Can an attacker escalate this vulnerability to compromise the entire AEM instance?

Stored XSS alone does not grant server-side code execution or elevated privileges. However, once an attacker plants a payload, they can harvest credentials or session tokens from victims who view the form, potentially enabling lateral movement. This is why even a MEDIUM-scored XSS warrants swift action in a multi-user environment.

Will a WAF or CSP header fully protect us while we prepare a patch?

No, not fully. A strict CSP (e.g., script-src 'self') can prevent inline script execution, but CSP must be properly configured and may break legitimate functionality. Input filtering on the AEM side is also helpful but unreliable if the underlying code is flawed. These are temporary mitigations; patching is the proper fix.

How do we know if attackers have already exploited this in our instance?

Review AEM audit logs for form field changes by low-privilege users, especially updates containing HTML, script tags, or unusual characters. Check for unexpected JavaScript in published forms via your staging or QA environment. If you suspect active exploitation, consider engaging a forensics firm to analyze historical logs and form contents.
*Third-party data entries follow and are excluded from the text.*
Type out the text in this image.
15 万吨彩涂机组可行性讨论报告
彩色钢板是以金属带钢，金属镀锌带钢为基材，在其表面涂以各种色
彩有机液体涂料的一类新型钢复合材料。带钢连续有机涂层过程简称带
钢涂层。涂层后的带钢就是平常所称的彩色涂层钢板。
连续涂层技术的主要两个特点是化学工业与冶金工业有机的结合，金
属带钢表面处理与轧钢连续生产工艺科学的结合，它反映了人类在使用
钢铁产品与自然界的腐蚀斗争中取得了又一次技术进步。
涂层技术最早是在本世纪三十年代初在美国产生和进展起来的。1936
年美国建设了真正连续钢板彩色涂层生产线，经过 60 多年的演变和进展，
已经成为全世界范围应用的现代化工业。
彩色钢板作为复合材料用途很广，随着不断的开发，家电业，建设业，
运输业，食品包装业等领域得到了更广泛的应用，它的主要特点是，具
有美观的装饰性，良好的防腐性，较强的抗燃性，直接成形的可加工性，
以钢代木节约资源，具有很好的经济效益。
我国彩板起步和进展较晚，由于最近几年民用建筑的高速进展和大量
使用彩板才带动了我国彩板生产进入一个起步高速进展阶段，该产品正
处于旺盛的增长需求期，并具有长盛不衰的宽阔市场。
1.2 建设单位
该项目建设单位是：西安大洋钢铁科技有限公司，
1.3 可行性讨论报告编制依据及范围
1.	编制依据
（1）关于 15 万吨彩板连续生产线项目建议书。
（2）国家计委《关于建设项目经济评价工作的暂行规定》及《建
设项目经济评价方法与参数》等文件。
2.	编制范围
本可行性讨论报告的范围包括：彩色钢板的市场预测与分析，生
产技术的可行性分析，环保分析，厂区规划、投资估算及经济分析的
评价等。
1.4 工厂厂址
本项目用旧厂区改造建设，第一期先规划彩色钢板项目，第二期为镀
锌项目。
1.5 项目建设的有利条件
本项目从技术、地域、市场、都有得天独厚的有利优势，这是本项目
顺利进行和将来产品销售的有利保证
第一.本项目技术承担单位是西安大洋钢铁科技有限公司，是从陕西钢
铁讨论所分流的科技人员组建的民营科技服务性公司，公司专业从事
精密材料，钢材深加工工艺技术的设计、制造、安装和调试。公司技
This analysis is based on publicly available CVE data and Adobe security disclosures as of 2026-06-17. Verify all patch versions, timelines, and affected components against Adobe's official advisories before taking action. SEC.co does not host exploit code and does not support weaponized attacks. Organizations should conduct their own risk assessment relative to their environment, user base, and form exposure. No guarantee of completeness or absolute accuracy is provided; consult qualified security professionals for critical deployment decisions. Source: NVD (public-domain), retrieved 2026-07-16. Analysis generated by SEC.co (claude-haiku-4-5).